R.U.L.E.S. for a schedule you’ll enjoy
Cookie-cutter systems don’t work for most of us, but you can still follow some guidelines as you plan your week.
Because everyone is different and has different circumstances, we all need personalized solutions to our time and task management. We shouldn’t expect every cookie-cutter system to work for us.
There are some general guidelines that you can lean on, as you create a schedule or daily rhythms and routines that you enjoy within those guidelines.
R — what’s realistic and right for you is sustainable
We tend to overestimate (or underestimate) what we can do in a day. Taking some time to map out what your weekly schedule looks like will help you see how much time you have available to you — and plan accordingly.
My weekly task list template has five checkbox slots per day. Two for more important tasks that I can knock off when I have energy and focus in the morning, two for less important things that I can usually get done in the afternoon even if I’m not that focused or energetic, and one slot for self-care at the top. If I know from experience that a task will take longer, I don’t fill up all the slots.
Sometimes I finish early, sometimes I can’t get them all done that day — but they tend to work out on average.
Right for you
We spend so much time comparing ourselves to others and thinking that we gotta do all the things everyone else is doing. But if we do what everyone else does, we gather a lot of stuff to do that cannot fit just one person's life.

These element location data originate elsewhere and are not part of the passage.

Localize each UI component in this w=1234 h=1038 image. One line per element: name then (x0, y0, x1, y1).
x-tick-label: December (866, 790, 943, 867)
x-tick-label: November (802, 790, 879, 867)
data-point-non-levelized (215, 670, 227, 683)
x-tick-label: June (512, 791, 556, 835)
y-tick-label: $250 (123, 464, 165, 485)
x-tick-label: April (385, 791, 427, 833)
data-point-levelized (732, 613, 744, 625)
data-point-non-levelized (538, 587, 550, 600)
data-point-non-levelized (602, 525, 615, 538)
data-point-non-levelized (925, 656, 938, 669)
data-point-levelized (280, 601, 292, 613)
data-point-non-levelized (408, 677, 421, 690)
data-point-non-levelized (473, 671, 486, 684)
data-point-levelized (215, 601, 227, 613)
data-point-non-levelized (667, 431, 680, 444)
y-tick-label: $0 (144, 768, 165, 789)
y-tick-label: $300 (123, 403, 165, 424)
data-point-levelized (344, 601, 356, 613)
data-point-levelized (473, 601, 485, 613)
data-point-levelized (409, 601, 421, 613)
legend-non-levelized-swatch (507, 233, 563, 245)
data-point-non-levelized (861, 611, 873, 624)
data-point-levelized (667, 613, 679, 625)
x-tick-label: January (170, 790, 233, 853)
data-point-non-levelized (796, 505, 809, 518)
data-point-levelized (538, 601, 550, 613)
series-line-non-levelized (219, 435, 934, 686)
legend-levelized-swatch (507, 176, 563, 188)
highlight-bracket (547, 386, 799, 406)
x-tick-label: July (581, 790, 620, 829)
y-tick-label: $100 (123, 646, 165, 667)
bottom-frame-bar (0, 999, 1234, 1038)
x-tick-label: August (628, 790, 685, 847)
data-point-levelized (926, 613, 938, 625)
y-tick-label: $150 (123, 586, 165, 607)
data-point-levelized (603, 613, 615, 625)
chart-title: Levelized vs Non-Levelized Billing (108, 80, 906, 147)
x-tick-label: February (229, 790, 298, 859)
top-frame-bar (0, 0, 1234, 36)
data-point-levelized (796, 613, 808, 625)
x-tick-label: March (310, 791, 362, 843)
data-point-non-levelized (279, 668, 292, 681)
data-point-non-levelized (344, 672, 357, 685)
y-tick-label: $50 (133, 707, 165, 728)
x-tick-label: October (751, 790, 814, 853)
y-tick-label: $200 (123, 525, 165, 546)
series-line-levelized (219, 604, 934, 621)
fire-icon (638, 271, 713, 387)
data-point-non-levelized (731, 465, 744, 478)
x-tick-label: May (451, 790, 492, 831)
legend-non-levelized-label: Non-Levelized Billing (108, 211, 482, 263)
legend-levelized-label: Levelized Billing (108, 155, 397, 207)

We’ve grown up in this society where there are many expectations that we’re supposed to meet and shoulds we’re supposed to do — or at least we perceive that we’re supposed to meet these expectations and should do the things. It’s easy to lose touch with what would actually feel right and good for us and what’s realistic considering our limits, resources, and capacity.
But I promise you can figure it out, and I think we are all capable of more than we give ourselves credit for. Heck, I actually think we aren’t giving ourselves enough credit for what we’re doing already.
U — understand what’s behind how you feel and act
Many coaches are talking about mindset blocks, limiting beliefs, and self-sabotage — but they don’t mention that those things aren’t just about you, the core you, somehow failing on purpose or choosing these negative thoughts.
They are actually the result of your nervous system, your brain trying to protect you from stress based on experiences you’ve acquired so far in your life.
Understanding why you feel a certain way allows you to be gentler with yourself when things don’t go as you’d like them to, enabling you to be more flexible.
How you feel is a symptom — not the problem. When you find the problem, you can course-correct and get closer to what feels right for you.
L — look for opportunities for changes
When we think that there’s no other way, that things have to be a certain way, that we have to be (or that we are) a certain way — it gets practically impossible for your brain to notice the opportunities that are right in front of you.
But if you remember to stay open, remember to not think in absolutes — and switch up your language to be more hopeful, that can change how your mind interprets your environment and opportunities.
If you catch yourself saying, “I never have time for self-care,” you can shift it to “I will look out for pockets of time when I might have time for self-care today.”
I generally advise my coaching clients that small shifts are good opportunities for change, because they’re easier to fit into our lives and easier to stick to. But Dr. Kyra Bobinet has found that what’s most important for sticking to new habits and routines isn’t as tied to how small or big the change is, but the fact that you keep a mindset that it’s ok to iterate on those things.
This brings me to the next letter –
E — take it all as an experiment
Leave self-judgment at the door and stay curious about when things don’t go according to plan. Ask yourself;
What can I learn from this?
What are my feelings telling me?
Like an experimenter, allow yourself to keep tweaking and adjusting based on what you experience — and to iterate again when something that used to work isn’t working anymore.
S — schedule your priorities
We tend to schedule our commitments and responsibilities that have to do with other people. At the same time, we leave self-care and personal projects, activities, and tasks to be done in the margins of everything else. This often leads to not getting to those things because there never seems to be enough time between our other responsibilities.
Always schedule some of your priorities into your week before scheduling everything else.
R — what’s realistic and right for you is best
U —have an understanding of how you act and feel
L — look for opportunities
E — allow yourself to experiment
S — schedule your priorities
That’s it — that’s how you can follow certain guidelines to create a schedule (and life?) you enjoy, without it feeling that you’re following rigid rules.